The First Minnesota Volunteer Infantry Regiment was the first in the nation to answer President Abraham Lincoln's call for troops in 1861, and they courageously served with great distinction. The 262 men of the First Minnesota played a heroic but tragic role at the Battle of Gettysburg. In his Pulitzer Prize-winning Battle Cry of Freedom: The Civil War Era, James McPherson wrote, "The 20th Maine and the 1st Minnesota achieved lasting fame by throwing back Confederate attacks that came dangerously close to breakthroughs. . . . The Minnesotans did the job, but only 47 of them came back."
The day was July 2, 1863. More than 160,000 Union (North against slavery) and Confederate (South favoring slavery) soldiers converged at Gettysburg, Pennsylvania. Confederate forces had achieved a series of victories and may have advanced to Washington, D.C., if they won this battle.
The men of the First Minnesota were positioned near Union artillery batteries on Cemetery Ridge. "We began to hear musketry which soon became one continuous roar. . . . Then shells fell uncomfortably near us," wrote Sergeant Alfred Carpenter in a letter on file with the Minnesota Historical Society. Then disaster struck.
Confederate Rebels infiltrated the Union line. "The Rebs came in two splendid lines, firing as they advanced, capturing one of our batteries, which they turned against us, and gained the cover of the ravine," Carpenter wrote. "The plain was strewed with dead and dying men."
Union general Winfield Scott Hancock desperately ordered the 262 men of the First Minnesota to charge the 1,600 advancing Alabama Rebels. Carpenter recalled, "We advanced down the slope. . . . Comrade after comrade dropped from the ranks; but the line went. No one took a second look at his fallen companion. We had no time to weep."
The next day, 15,000 Confederates charged Cemetery Ridge--the legendary Pickett's Charge--but were repelled by a devastating artillery barrage. Because the Minnesotans had saved the artillery the day before, the Rebels were repelled--but at a great sacrifice. 82 percent of the First Minnesota men were killed or wounded at Gettysburg--the highest casualty rate of the war.
On July 4, Lieutenant William Lochren wrote a letter to his hometown Winona Republican newspaper. "We are in the midst of a terrible battle," he wrote. "Two thirds of the regiment are killed or wounded. We got the better of the enemy in the fight, and our regiment captured one stand of colors."

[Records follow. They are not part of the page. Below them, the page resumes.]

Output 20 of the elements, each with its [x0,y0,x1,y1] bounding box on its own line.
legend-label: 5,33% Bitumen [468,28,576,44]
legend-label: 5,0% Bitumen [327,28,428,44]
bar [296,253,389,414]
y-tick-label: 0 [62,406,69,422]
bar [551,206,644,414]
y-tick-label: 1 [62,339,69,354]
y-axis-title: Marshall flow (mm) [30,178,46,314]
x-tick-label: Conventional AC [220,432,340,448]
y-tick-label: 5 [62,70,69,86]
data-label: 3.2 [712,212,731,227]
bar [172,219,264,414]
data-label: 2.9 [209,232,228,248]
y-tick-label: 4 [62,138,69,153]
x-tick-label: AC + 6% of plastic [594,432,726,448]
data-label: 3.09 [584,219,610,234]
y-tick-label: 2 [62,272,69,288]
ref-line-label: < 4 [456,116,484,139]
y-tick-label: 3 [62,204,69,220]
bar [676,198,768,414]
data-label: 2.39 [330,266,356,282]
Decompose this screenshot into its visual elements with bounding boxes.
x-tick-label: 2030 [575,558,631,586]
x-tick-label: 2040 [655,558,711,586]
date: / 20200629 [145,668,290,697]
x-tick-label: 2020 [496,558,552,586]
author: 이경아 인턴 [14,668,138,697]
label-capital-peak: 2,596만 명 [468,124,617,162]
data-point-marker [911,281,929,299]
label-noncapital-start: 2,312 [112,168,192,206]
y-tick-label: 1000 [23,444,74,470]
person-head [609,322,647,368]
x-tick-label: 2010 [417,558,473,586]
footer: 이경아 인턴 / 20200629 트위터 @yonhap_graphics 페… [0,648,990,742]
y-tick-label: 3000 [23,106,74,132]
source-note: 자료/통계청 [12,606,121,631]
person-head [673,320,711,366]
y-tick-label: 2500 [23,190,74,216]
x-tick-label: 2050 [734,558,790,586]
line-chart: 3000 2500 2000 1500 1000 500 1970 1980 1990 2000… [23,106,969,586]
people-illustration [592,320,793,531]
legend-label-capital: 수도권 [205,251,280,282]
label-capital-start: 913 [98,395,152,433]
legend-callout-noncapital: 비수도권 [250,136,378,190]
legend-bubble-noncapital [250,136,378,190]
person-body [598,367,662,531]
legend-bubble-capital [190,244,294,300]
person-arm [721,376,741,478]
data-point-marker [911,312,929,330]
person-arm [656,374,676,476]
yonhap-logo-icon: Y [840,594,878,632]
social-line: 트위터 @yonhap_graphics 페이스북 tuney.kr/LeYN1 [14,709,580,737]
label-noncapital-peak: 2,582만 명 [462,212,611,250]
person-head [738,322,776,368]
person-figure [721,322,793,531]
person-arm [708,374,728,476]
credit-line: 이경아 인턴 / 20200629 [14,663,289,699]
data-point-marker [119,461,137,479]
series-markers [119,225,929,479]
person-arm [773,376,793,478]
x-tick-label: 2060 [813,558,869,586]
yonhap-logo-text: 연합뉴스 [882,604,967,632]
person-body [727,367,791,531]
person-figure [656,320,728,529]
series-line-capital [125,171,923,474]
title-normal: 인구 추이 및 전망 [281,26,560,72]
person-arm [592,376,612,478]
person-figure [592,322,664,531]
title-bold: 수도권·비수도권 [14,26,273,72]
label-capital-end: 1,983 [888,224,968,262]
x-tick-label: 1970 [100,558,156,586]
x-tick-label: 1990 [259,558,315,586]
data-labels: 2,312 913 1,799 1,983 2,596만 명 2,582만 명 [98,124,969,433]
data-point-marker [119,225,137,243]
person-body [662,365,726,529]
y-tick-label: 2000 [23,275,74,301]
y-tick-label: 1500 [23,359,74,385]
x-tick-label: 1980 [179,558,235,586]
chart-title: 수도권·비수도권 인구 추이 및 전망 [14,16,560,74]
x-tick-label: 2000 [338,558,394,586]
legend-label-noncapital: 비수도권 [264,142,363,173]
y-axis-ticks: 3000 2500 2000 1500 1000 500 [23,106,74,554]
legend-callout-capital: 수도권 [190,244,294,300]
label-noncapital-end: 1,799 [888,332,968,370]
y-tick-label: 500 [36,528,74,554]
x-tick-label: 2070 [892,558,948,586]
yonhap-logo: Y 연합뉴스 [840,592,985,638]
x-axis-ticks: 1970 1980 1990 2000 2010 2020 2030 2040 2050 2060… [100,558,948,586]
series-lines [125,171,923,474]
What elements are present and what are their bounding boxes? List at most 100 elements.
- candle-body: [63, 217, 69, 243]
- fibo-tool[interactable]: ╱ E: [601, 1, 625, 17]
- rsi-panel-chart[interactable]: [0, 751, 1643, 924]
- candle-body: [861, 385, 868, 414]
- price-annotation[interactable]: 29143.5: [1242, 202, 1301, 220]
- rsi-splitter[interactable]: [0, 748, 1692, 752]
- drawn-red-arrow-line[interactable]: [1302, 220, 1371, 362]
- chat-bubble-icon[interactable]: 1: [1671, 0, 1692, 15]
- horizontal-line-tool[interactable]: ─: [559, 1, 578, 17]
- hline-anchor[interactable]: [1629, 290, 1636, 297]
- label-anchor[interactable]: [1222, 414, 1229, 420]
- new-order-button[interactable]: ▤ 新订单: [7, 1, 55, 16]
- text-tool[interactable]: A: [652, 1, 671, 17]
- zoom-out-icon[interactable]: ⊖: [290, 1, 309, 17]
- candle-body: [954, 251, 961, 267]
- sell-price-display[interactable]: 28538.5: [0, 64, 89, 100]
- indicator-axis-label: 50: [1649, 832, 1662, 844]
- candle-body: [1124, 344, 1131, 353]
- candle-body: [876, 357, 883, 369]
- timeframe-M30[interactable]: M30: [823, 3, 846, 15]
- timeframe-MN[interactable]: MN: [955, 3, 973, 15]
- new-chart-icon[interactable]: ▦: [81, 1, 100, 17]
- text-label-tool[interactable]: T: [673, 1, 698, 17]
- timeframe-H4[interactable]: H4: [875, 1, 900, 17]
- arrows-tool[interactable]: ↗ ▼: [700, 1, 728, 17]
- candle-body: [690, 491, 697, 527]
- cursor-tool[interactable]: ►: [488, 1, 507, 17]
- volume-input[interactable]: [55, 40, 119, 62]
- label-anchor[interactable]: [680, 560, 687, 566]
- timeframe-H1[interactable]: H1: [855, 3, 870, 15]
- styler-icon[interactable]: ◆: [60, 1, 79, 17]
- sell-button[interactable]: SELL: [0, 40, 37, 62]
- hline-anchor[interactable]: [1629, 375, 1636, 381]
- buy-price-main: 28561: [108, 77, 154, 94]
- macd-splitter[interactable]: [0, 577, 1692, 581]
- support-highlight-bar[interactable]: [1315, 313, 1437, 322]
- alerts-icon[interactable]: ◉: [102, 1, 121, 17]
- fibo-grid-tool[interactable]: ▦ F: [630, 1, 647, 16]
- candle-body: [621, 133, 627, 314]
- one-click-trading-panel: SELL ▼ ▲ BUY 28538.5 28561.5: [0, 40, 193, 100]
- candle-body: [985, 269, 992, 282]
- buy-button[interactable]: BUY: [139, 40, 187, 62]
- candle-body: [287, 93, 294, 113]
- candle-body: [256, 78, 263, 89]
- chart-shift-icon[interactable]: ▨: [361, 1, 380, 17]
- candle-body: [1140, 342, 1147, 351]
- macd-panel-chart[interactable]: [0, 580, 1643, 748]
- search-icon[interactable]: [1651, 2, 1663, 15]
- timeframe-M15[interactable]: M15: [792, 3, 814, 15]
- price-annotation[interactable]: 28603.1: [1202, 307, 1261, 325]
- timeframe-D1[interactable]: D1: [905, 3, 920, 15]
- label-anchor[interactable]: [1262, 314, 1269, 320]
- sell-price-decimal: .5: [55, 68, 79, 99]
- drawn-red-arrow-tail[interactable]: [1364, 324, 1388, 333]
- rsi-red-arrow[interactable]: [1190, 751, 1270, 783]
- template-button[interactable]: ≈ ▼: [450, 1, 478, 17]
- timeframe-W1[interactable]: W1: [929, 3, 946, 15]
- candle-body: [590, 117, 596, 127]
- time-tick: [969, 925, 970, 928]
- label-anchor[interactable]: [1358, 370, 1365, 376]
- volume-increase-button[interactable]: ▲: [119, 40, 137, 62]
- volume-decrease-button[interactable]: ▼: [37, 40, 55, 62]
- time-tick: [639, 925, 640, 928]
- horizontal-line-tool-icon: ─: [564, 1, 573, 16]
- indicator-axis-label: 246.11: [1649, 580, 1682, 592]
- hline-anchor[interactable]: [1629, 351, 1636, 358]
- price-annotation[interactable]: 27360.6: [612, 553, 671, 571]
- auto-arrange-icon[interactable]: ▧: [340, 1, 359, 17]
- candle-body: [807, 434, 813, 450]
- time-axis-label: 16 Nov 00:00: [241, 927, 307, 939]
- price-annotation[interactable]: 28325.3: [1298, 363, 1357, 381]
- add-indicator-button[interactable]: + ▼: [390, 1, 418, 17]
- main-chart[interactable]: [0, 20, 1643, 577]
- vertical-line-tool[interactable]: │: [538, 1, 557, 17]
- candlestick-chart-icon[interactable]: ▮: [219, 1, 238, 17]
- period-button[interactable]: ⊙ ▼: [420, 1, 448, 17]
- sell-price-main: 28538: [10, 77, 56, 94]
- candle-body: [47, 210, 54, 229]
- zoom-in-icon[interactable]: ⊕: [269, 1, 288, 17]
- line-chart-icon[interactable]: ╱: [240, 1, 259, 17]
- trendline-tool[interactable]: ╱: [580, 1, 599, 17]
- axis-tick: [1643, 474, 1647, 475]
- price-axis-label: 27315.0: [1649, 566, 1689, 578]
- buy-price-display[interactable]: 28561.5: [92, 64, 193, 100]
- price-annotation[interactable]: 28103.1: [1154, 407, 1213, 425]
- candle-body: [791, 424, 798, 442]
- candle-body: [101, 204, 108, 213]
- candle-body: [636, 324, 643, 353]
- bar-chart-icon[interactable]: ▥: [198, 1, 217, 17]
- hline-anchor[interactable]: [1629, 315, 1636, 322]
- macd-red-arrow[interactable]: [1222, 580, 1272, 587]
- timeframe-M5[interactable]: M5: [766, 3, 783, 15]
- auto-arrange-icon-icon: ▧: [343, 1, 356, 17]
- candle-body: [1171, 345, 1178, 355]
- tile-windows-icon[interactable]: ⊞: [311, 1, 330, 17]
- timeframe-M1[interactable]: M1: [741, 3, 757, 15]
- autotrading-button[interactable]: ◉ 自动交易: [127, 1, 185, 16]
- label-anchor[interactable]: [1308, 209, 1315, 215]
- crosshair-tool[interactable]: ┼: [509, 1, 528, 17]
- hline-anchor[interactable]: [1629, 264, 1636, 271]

The Union and Confederacy suffered 45,000 casualties at Gettysburg. Over 620,000 soldiers died in the Civil War. On November 19, 1863, President Abraham Lincoln honored the great sacrifices made and gave meaning to the war in his Gettysburg Address:
"Four score and seven years ago our fathers brought forth on this continent a new nation, conceived in liberty and dedicated to the proposition that all men are created equal. Now we are engaged in a great civil war, testing whether that nation, or any nation so conceived and so dedicated, can long endure. . . . From these honored dead we take increased devotion to that cause for which they gave the last full measure of devotion; that we here highly resolve that these dead shall not have died in vain; that this nation, under God, shall have a new birth of freedom. . . ."
And so we did. Some historians call the Civil War "the Second American Revolution." Following the Union victory, the Thirteenth, Fourteenth, and Fifteenth Amendments were ratified, transforming the Constitution and America.
The importance that Minnesotans attributed to the Civil War can be seen in the numerous great paintings of the Civil War at the Minnesota State Capitol, including Rufus F. Zogbaum's Battle of Gettysburg. The Civil War deeply shaped the new state of Minnesota, and the First Minnesota Volunteer Infantry Regiment played a pivotal role.